To most dieters, no fat is good fat. But in work published this week in Nature, an insight into the origin of a special class of calorie-burning fat cells could lead to new ways of boosting metabolism and combating obesity, researchers said.

But less known brown fat, made up of heat-producing cells have been found to possess fat and energy, generating structures called mitochondria.

Ronald Kahn of the Joslin Diabetes Centre at Harvard Medical School in Boston, Massachusetts who is one of the researchers involved in the latest study pointed out that brown fat burns a tremendous amount of energy. According to Kahn, about 50 grams of brown fat could burn up 20 percent of a person’s daily caloric intake.

Brown-fat pads between the shoulder blades are thought to help newborns stay warm, but precisely what purpose the cells serve in adults is still unclear.

"It’s a very efficient tissue at wasting energy," agrees Bruce Spiegelman of the Dana-Farber Cancer Institute and Harvard Medical School, another member of the team.

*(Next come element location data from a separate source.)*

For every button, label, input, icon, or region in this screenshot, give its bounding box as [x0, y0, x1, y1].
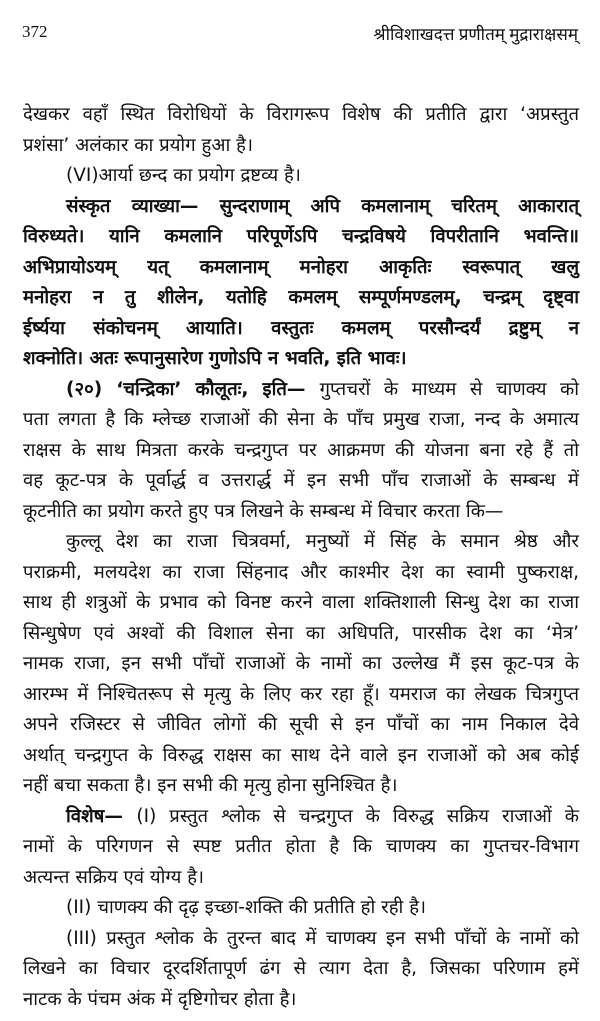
text-line: [23, 314, 579, 344]
text-line: [23, 436, 579, 466]
text-line: [66, 527, 579, 557]
text-segment: (I) प्रस्तुत श्लोक से चन्द्रगुप्त के विरुद्ध सक्रिय राजाओं के: [136, 805, 579, 827]
text-line: [23, 741, 579, 771]
text-line: [23, 771, 579, 801]
text-line: [23, 283, 579, 313]
text-segment: नाटक के पंचम अंक में दृष्टिगोचर होता है।: [23, 988, 297, 1010]
bold-text-segment: अभिप्रायोऽयम् यत् कमलानाम् मनोहरा आकृतिः स्वरूपात् खलु: [23, 256, 579, 278]
text-segment: राक्षस के साथ मित्रता करके चन्द्रगुप्त पर आक्रमण की योजना बना रहे हैं तो: [23, 439, 579, 461]
text-line: [23, 131, 579, 161]
text-segment: कूटनीति का प्रयोग करते हुए पत्र लिखने के सम्बन्ध में विचार करता कि—: [23, 500, 504, 522]
text-segment: अपने रजिस्टर से जीवित लोगों की सूची से इन पाँचों का नाम निकाल देवे: [23, 714, 579, 735]
bold-text-segment: शक्नोति। अतः रूपानुसारेण गुणोऽपि न भवति, इति भावः।: [23, 348, 407, 369]
text-segment: नामों के परिगणन से स्पष्ट प्रतीत होता है कि चाणक्य का गुप्तचर-विभाग: [23, 836, 579, 857]
bold-text-segment: (२०) ‘चन्द्रिका’ कौलूतः, इति—: [66, 378, 320, 400]
text-line: [23, 649, 579, 679]
text-segment: कुल्लू देश का राजा चित्रवर्मा, मनुष्यों में सिंह के समान श्रेष्ठ और: [66, 531, 579, 552]
text-line: [23, 954, 579, 984]
text-segment: (II) चाणक्य की दृढ़ इच्छा-शक्ति की प्रतीति हो रही है।: [66, 897, 427, 918]
text-line: [66, 893, 579, 923]
text-line: [66, 375, 579, 405]
bold-text-segment: मनोहरा न तु शीलेन, यतोहि कमलम् सम्पूर्णमण्डलम्, चन्द्रम् दृष्ट्वा: [23, 287, 579, 308]
text-line: [23, 253, 579, 283]
text-line: [23, 344, 579, 374]
text-line: [23, 466, 579, 496]
text-segment: पता लगता है कि म्लेच्छ राजाओं की सेना के पाँच प्रमुख राजा, नन्द के अमात्य: [23, 409, 579, 430]
text-segment: नहीं बचा सकता है। इन सभी की मृत्यु होना सुनिश्चित है।: [23, 775, 398, 796]
bold-text-segment: विरुध्यते। यानि कमलानि परिपूर्णेऽपि चन्द्रविषये विपरीतानि भवन्ति॥: [23, 226, 579, 247]
bold-text-segment: विशेष—: [66, 805, 137, 827]
text-line: [66, 802, 579, 832]
text-line: [23, 405, 579, 435]
text-line: [66, 924, 579, 954]
text-segment: (III) प्रस्तुत श्लोक के तुरन्त बाद में चाणक्य इन सभी पाँचों के नामों को: [66, 927, 579, 949]
text-line: [23, 558, 579, 588]
text-line: [23, 863, 579, 893]
page-number: 372: [22, 22, 48, 41]
text-line: [23, 588, 579, 618]
text-segment: अर्थात् चन्द्रगुप्त के विरुद्ध राक्षस का साथ देने वाले इन राजाओं को अब कोई: [23, 744, 579, 766]
text-line: [23, 619, 579, 649]
text-line: [23, 680, 579, 710]
text-line: [23, 497, 579, 527]
text-segment: प्रशंसा’ अलंकार का प्रयोग हुआ है।: [23, 134, 253, 156]
bold-text-segment: ईर्ष्यया संकोचनम् आयाति। वस्तुतः कमलम् परसौन्दर्यं द्रष्टुम् न: [23, 317, 579, 339]
text-line: [66, 192, 579, 222]
text-line: [23, 985, 579, 1015]
text-line: [23, 832, 579, 862]
text-segment: देखकर वहाँ स्थित विरोधियों के विरागरूप विशेष की प्रतीति द्वारा ‘अप्रस्तुत: [23, 104, 579, 125]
text-segment: पराक्रमी, मलयदेश का राजा सिंहनाद और काश्मीर देश का स्वामी पुष्कराक्ष,: [23, 561, 579, 583]
text-segment: वह कूट-पत्र के पूर्वार्द्ध व उत्तरार्द्ध में इन सभी पाँच राजाओं के सम्बन्ध में: [23, 470, 579, 491]
text-segment: अत्यन्त सक्रिय एवं योग्य है।: [23, 866, 205, 888]
text-segment: साथ ही शत्रुओं के प्रभाव को विनष्ट करने वाला शक्तिशाली सिन्धु देश का राजा: [23, 592, 579, 613]
bold-text-segment: संस्कृत व्याख्या— सुन्दराणाम् अपि कमलानाम् चरितम् आकारात्: [66, 195, 579, 217]
running-title: श्रीविशाखदत्त प्रणीतम् मुद्राराक्षसम्: [373, 25, 578, 44]
text-line: [23, 222, 579, 252]
text-line: [66, 161, 579, 191]
text-segment: आरम्भ में निश्चितरूप से मृत्यु के लिए कर रहा हूँ। यमराज का लेखक चित्रगुप्त: [23, 683, 579, 705]
text-line: [23, 100, 579, 130]
text-line: [23, 710, 579, 740]
text-segment: गुप्तचरों के माध्यम से चाणक्य को: [319, 378, 580, 400]
text-segment: नामक राजा, इन सभी पाँचों राजाओं के नामों का उल्लेख मैं इस कूट-पत्र के: [23, 653, 579, 674]
text-segment: लिखने का विचार दूरदर्शितापूर्ण ढंग से त्याग देता है, जिसका परिणाम हमें: [23, 958, 579, 979]
text-segment: (VI)आर्या छन्द का प्रयोग द्रष्टव्य है।: [66, 165, 301, 186]
text-segment: सिन्धुषेण एवं अश्वों की विशाल सेना का अधिपति, पारसीक देश का ‘मेत्र’: [23, 622, 579, 644]
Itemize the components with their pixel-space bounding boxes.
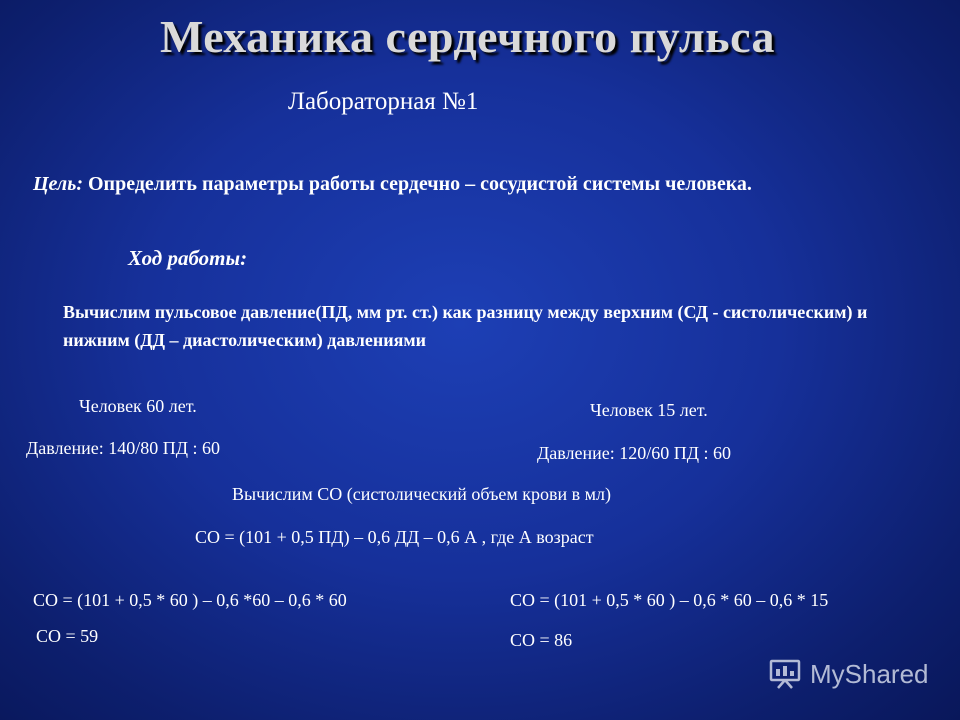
calc-15-result: СО = 86 bbox=[510, 630, 573, 650]
calc-15-formula: СО = (101 + 0,5 * 60 ) – 0,6 * 60 – 0,6 * 15 bbox=[510, 590, 829, 610]
goal-label: Цель: bbox=[33, 173, 83, 195]
logo-text: MyShared bbox=[810, 658, 929, 689]
goal-text: Определить параметры работы сердечно – сосудистой системы человека. bbox=[83, 173, 752, 195]
person-15-label: Человек 15 лет. bbox=[590, 400, 708, 420]
progress-heading: Ход работы: bbox=[128, 246, 248, 270]
person-60-pressure: Давление: 140/80 ПД : 60 bbox=[26, 438, 221, 458]
person-15-pressure: Давление: 120/60 ПД : 60 bbox=[537, 443, 732, 463]
person-60-label: Человек 60 лет. bbox=[79, 396, 197, 416]
calc-60-formula: СО = (101 + 0,5 * 60 ) – 0,6 *60 – 0,6 * 60 bbox=[33, 590, 347, 610]
co-heading: Вычислим СО (систолический объем крови в мл) bbox=[232, 484, 612, 504]
slide-subtitle: Лабораторная №1 bbox=[288, 88, 479, 115]
slide-title: Механика сердечного пульса bbox=[159, 11, 776, 62]
goal-paragraph bbox=[33, 167, 913, 201]
calc-60-result: СО = 59 bbox=[36, 626, 99, 646]
pulse-pressure-text: Вычислим пульсовое давление(ПД, мм рт. ст.) как разницу между верхним (СД - систолическим) и нижним (ДД – диастолическим) давлениями bbox=[63, 302, 868, 350]
co-formula: СО = (101 + 0,5 ПД) – 0,6 ДД – 0,6 А , где А возраст bbox=[195, 527, 594, 547]
myshared-logo bbox=[768, 656, 929, 692]
presentation-board-icon bbox=[768, 657, 802, 691]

That would seem to prompt a simple solution to the growing obesity problem, according to the researchers.

Meanwhile, Kahn, Yu-Hua Tseng and their colleagues have identified another protein, called bone morphogenic protein 7 or BMP7, that is crucial to the generation of brown fat cells. When researchers over-expressed the protein, mice developed slightly more brown fat, slightly higher body temperatures and exhibited slightly lower weight gain than untreated mice after just five days.

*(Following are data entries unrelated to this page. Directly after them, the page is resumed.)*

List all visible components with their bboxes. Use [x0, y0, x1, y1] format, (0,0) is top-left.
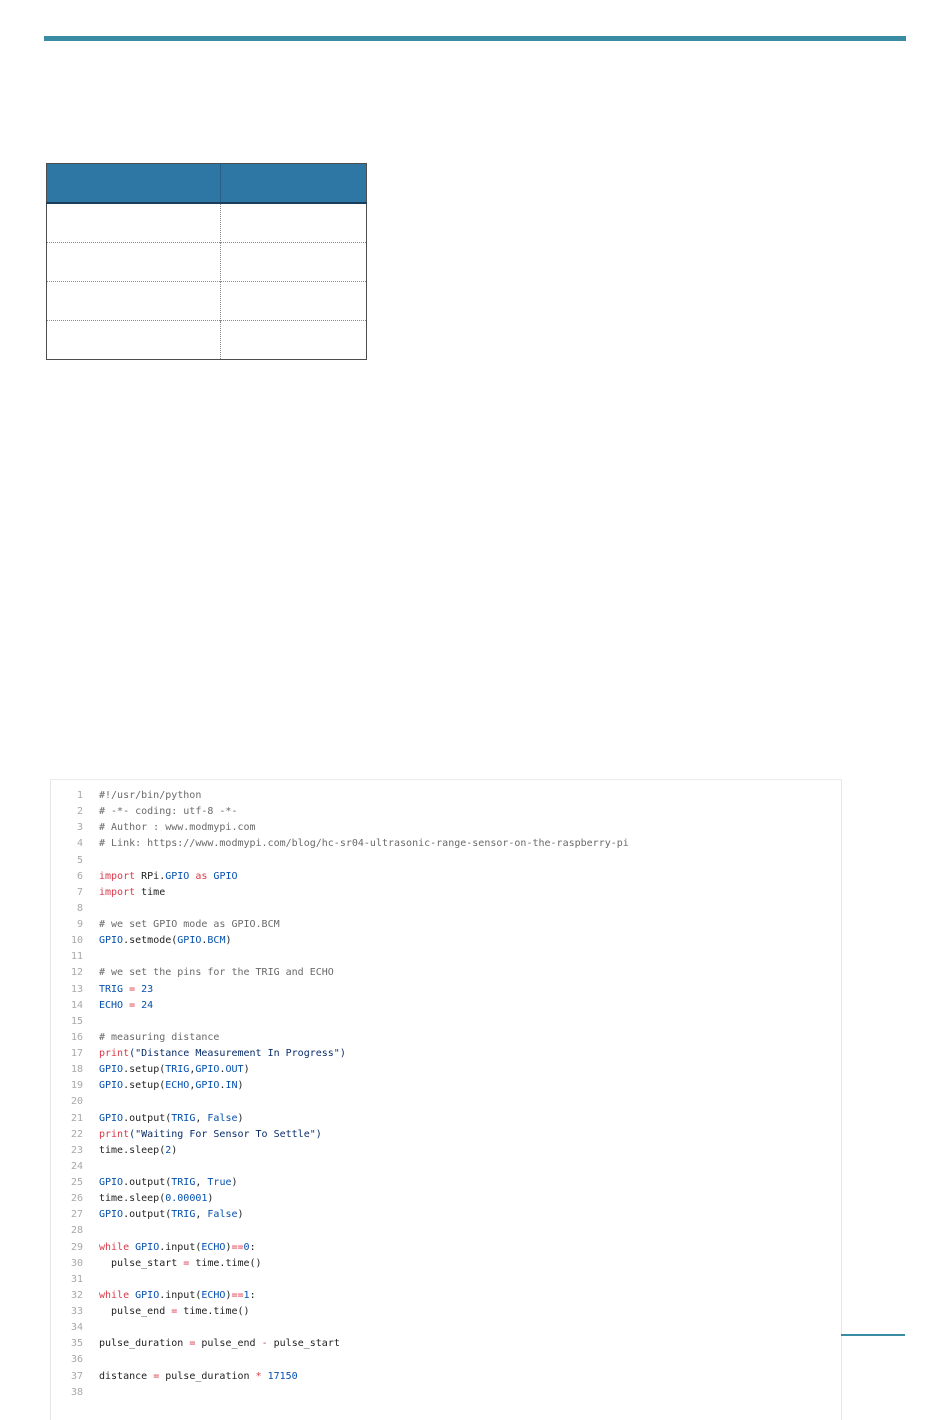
code-token: ,: [195, 1177, 208, 1188]
code-token: ("Distance Measurement In Progress"): [129, 1048, 346, 1059]
code-token: pulse_duration: [99, 1338, 190, 1350]
code-token: GPIO: [195, 1080, 220, 1092]
code-line: [51, 820, 841, 836]
code-line: [51, 1207, 841, 1223]
code-line: [51, 965, 841, 981]
code-line: [51, 998, 841, 1014]
code-token: 1: [243, 1289, 250, 1301]
code-token: ("Waiting For Sensor To Settle"): [129, 1128, 322, 1140]
code-line: [51, 1078, 841, 1094]
line-number: 23: [70, 1144, 83, 1156]
code-token: GPIO: [129, 1289, 160, 1301]
header-rule: [44, 36, 906, 41]
code-text: [99, 1127, 322, 1143]
code-token: #!/usr/bin/python: [99, 790, 202, 801]
code-text: [99, 965, 334, 981]
code-token: pulse_duration: [159, 1370, 256, 1382]
code-text: [99, 1030, 219, 1046]
code-line: [51, 1143, 841, 1159]
code-token: ECHO: [201, 1289, 226, 1301]
code-text: [99, 1175, 238, 1191]
table-cell: [47, 203, 221, 243]
code-line: [51, 1240, 841, 1256]
code-token: ,: [189, 1080, 196, 1092]
code-token: 0: [243, 1241, 250, 1253]
code-token: .output(: [123, 1177, 172, 1188]
code-token: GPIO: [99, 1064, 124, 1076]
code-token: time.sleep(: [99, 1193, 166, 1205]
code-token: GPIO: [213, 870, 238, 882]
code-token: ): [243, 1064, 250, 1076]
code-token: # measuring distance: [99, 1031, 220, 1043]
code-token: .input(: [159, 1289, 202, 1301]
code-token: ,: [189, 1064, 196, 1076]
line-number: 37: [70, 1370, 83, 1382]
code-line: [51, 917, 841, 933]
table-cell: [47, 243, 221, 282]
code-line: [51, 804, 841, 820]
code-token: time.time(): [189, 1257, 262, 1269]
table-cell: [221, 282, 367, 321]
code-line: [51, 1352, 841, 1368]
code-text: [99, 885, 165, 901]
code-line: [51, 1191, 841, 1207]
code-token: ): [225, 1289, 232, 1301]
table-cell: [221, 321, 367, 360]
code-text: [99, 1256, 262, 1272]
line-number: 17: [70, 1048, 83, 1059]
code-token: OUT: [225, 1064, 244, 1076]
code-token: # -*- coding: utf-8 -*-: [99, 806, 238, 818]
line-number: 36: [70, 1354, 83, 1366]
code-line: [51, 1127, 841, 1143]
code-text: [99, 1143, 177, 1159]
code-token: =: [123, 983, 142, 995]
code-token: .input(: [159, 1241, 202, 1253]
code-token: 2: [165, 1144, 172, 1156]
code-token: # we set the pins for the TRIG and ECHO: [99, 967, 334, 979]
code-token: pulse_end: [195, 1338, 262, 1350]
code-token: import: [99, 886, 136, 898]
code-line: [51, 1223, 841, 1239]
code-token: ==: [231, 1289, 244, 1301]
code-text: [99, 1062, 250, 1078]
code-line: [51, 1030, 841, 1046]
code-token: GPIO: [99, 1112, 124, 1124]
code-line: [51, 1111, 841, 1127]
code-token: pulse_start: [267, 1338, 340, 1350]
code-token: GPIO: [129, 1241, 160, 1253]
code-text: [99, 998, 153, 1014]
pin-table-header-cell: [47, 164, 221, 204]
code-token: time.sleep(: [99, 1144, 166, 1156]
line-number: 24: [70, 1160, 83, 1172]
line-number: 5: [76, 854, 83, 866]
line-number: 1: [76, 790, 83, 801]
code-line: [51, 1369, 841, 1385]
code-token: *: [255, 1370, 262, 1382]
code-token: while: [99, 1241, 130, 1253]
code-line: [51, 1336, 841, 1352]
code-token: # Link: https://www.modmypi.com/blog/hc-sr04-ultrasonic-range-sensor-on-the-raspberry-pi: [99, 838, 629, 850]
line-number: 33: [70, 1306, 83, 1317]
code-token: ): [225, 935, 232, 947]
pin-table-header-cell: [221, 164, 367, 204]
code-block[interactable]: [50, 779, 842, 1420]
line-number: 28: [70, 1225, 83, 1237]
code-token: =: [189, 1338, 196, 1350]
line-number: 14: [70, 999, 83, 1011]
line-number: 13: [70, 983, 83, 995]
line-number: 35: [70, 1338, 83, 1350]
code-token: =: [183, 1257, 190, 1269]
code-line: [51, 901, 841, 917]
code-line: [51, 1094, 841, 1110]
code-line: [51, 853, 841, 869]
code-text: [99, 836, 629, 852]
code-token: .setup(: [123, 1080, 166, 1092]
code-line: [51, 949, 841, 965]
code-token: ): [237, 1112, 244, 1124]
code-line: [51, 869, 841, 885]
line-number: 11: [70, 951, 83, 963]
code-token: TRIG: [171, 1177, 196, 1188]
line-number: 38: [70, 1386, 83, 1398]
table-row: [47, 321, 367, 360]
line-number: 21: [70, 1112, 83, 1124]
code-token: import: [99, 870, 136, 882]
table-row: [47, 243, 367, 282]
code-token: pulse_start: [99, 1257, 184, 1269]
line-number: 26: [70, 1193, 83, 1205]
line-number: 27: [70, 1209, 83, 1221]
code-line: [51, 1385, 841, 1401]
code-text: [99, 1111, 244, 1127]
code-text: [99, 1046, 346, 1062]
code-text: [99, 1191, 213, 1207]
code-token: print: [99, 1048, 130, 1059]
table-cell: [221, 243, 367, 282]
code-token: .output(: [123, 1112, 172, 1124]
code-token: =: [171, 1306, 178, 1317]
code-text: [99, 1078, 244, 1094]
code-token: .: [219, 1080, 226, 1092]
line-number: 6: [76, 870, 83, 882]
code-token: :: [249, 1289, 256, 1301]
table-cell: [47, 282, 221, 321]
code-text: [99, 1336, 340, 1352]
code-token: ,: [195, 1112, 208, 1124]
code-text: [99, 1369, 298, 1385]
code-text: [99, 869, 238, 885]
line-number: 7: [76, 886, 83, 898]
code-token: True: [207, 1177, 232, 1188]
code-text: [99, 1207, 244, 1223]
code-text: [99, 1240, 256, 1256]
code-line: [51, 1256, 841, 1272]
line-number: 8: [76, 902, 83, 914]
code-token: .setmode(: [123, 935, 178, 947]
code-token: as: [189, 870, 214, 882]
code-token: 23: [141, 983, 154, 995]
line-number: 4: [76, 838, 83, 850]
table-cell: [47, 321, 221, 360]
code-token: ): [237, 1209, 244, 1221]
code-token: GPIO: [99, 1177, 124, 1188]
code-token: .: [219, 1064, 226, 1076]
pin-table-header-row: [47, 164, 367, 204]
code-token: GPIO: [177, 935, 202, 947]
table-row: [47, 203, 367, 243]
code-token: ECHO: [165, 1080, 190, 1092]
code-token: GPIO: [99, 1209, 124, 1221]
code-token: ): [207, 1193, 214, 1205]
code-line: [51, 1272, 841, 1288]
code-token: TRIG: [171, 1112, 196, 1124]
code-token: -: [261, 1338, 268, 1350]
code-text: [99, 820, 256, 836]
code-token: 0.00001: [165, 1193, 208, 1205]
code-line: [51, 1014, 841, 1030]
code-token: ): [231, 1177, 238, 1188]
code-token: 24: [141, 999, 154, 1011]
line-number: 22: [70, 1128, 83, 1140]
code-token: False: [207, 1209, 238, 1221]
code-token: ECHO: [201, 1241, 226, 1253]
code-line: [51, 1062, 841, 1078]
line-number: 18: [70, 1064, 83, 1076]
code-token: # we set GPIO mode as GPIO.BCM: [99, 919, 280, 930]
code-line: [51, 933, 841, 949]
code-token: TRIG: [171, 1209, 196, 1221]
pin-table: [46, 163, 367, 360]
code-token: False: [207, 1112, 238, 1124]
code-text: [99, 804, 237, 820]
code-line: [51, 836, 841, 852]
line-number: 10: [70, 935, 83, 947]
code-line: [51, 1288, 841, 1304]
line-number: 15: [70, 1015, 83, 1027]
code-token: GPIO: [99, 935, 124, 947]
code-token: BCM: [207, 935, 226, 947]
code-token: GPIO: [99, 1080, 124, 1092]
code-text: [99, 917, 280, 933]
line-number: 12: [70, 967, 83, 979]
line-number: 25: [70, 1177, 83, 1188]
line-number: 3: [76, 822, 83, 834]
code-line: [51, 1304, 841, 1320]
code-token: RPi.: [135, 870, 166, 882]
code-token: 17150: [261, 1370, 298, 1382]
line-number: 20: [70, 1096, 83, 1108]
code-token: ): [225, 1241, 232, 1253]
code-body: [51, 788, 841, 1401]
code-token: ): [237, 1080, 244, 1092]
code-token: ==: [231, 1241, 244, 1253]
line-number: 32: [70, 1289, 83, 1301]
code-token: print: [99, 1128, 130, 1140]
code-token: .: [201, 935, 208, 947]
code-token: pulse_end: [99, 1306, 172, 1317]
code-line: [51, 1159, 841, 1175]
line-number: 31: [70, 1273, 83, 1285]
code-token: =: [153, 1370, 160, 1382]
code-text: [99, 1288, 256, 1304]
code-token: TRIG: [165, 1064, 190, 1076]
code-token: IN: [225, 1080, 238, 1092]
line-number: 9: [76, 919, 83, 930]
code-text: [99, 982, 153, 998]
code-text: [99, 933, 232, 949]
code-line: [51, 885, 841, 901]
code-token: TRIG: [99, 983, 124, 995]
code-line: [51, 1320, 841, 1336]
code-line: [51, 788, 841, 804]
code-token: while: [99, 1289, 130, 1301]
code-token: .setup(: [123, 1064, 166, 1076]
code-token: # Author : www.modmypi.com: [99, 822, 256, 834]
code-token: ): [171, 1144, 178, 1156]
code-token: ,: [195, 1209, 208, 1221]
line-number: 34: [70, 1322, 83, 1334]
code-text: [99, 788, 201, 804]
table-cell: [221, 203, 367, 243]
line-number: 2: [76, 806, 83, 818]
line-number: 19: [70, 1080, 83, 1092]
code-token: ECHO: [99, 999, 124, 1011]
line-number: 30: [70, 1257, 83, 1269]
code-line: [51, 1175, 841, 1191]
code-line: [51, 1046, 841, 1062]
code-token: time: [135, 886, 166, 898]
line-number: 16: [70, 1031, 83, 1043]
code-token: GPIO: [195, 1064, 220, 1076]
side-rule: [841, 1334, 905, 1336]
code-token: GPIO: [165, 870, 190, 882]
code-token: distance: [99, 1370, 154, 1382]
code-line: [51, 982, 841, 998]
line-number: 29: [70, 1241, 83, 1253]
code-token: :: [249, 1241, 256, 1253]
table-row: [47, 282, 367, 321]
code-token: .output(: [123, 1209, 172, 1221]
code-token: =: [123, 999, 142, 1011]
code-token: time.time(): [177, 1306, 250, 1317]
code-text: [99, 1304, 250, 1320]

The work could open new therapeutic avenues, Dominique Langin said, a clinical biochemist at the National Institute of Health and Medical Research (INSERM), Toulouse, France. But it will be important, he added, to characterise the process further in humans. In large mammals such as humans, the brown fat present at birth disappears and then reforms in other locations, and the contribution that brown fat makes to overall metabolism is unclear. In mice, brown fat does not undergo the same shift, and it plays a clear role in regulating body temperature.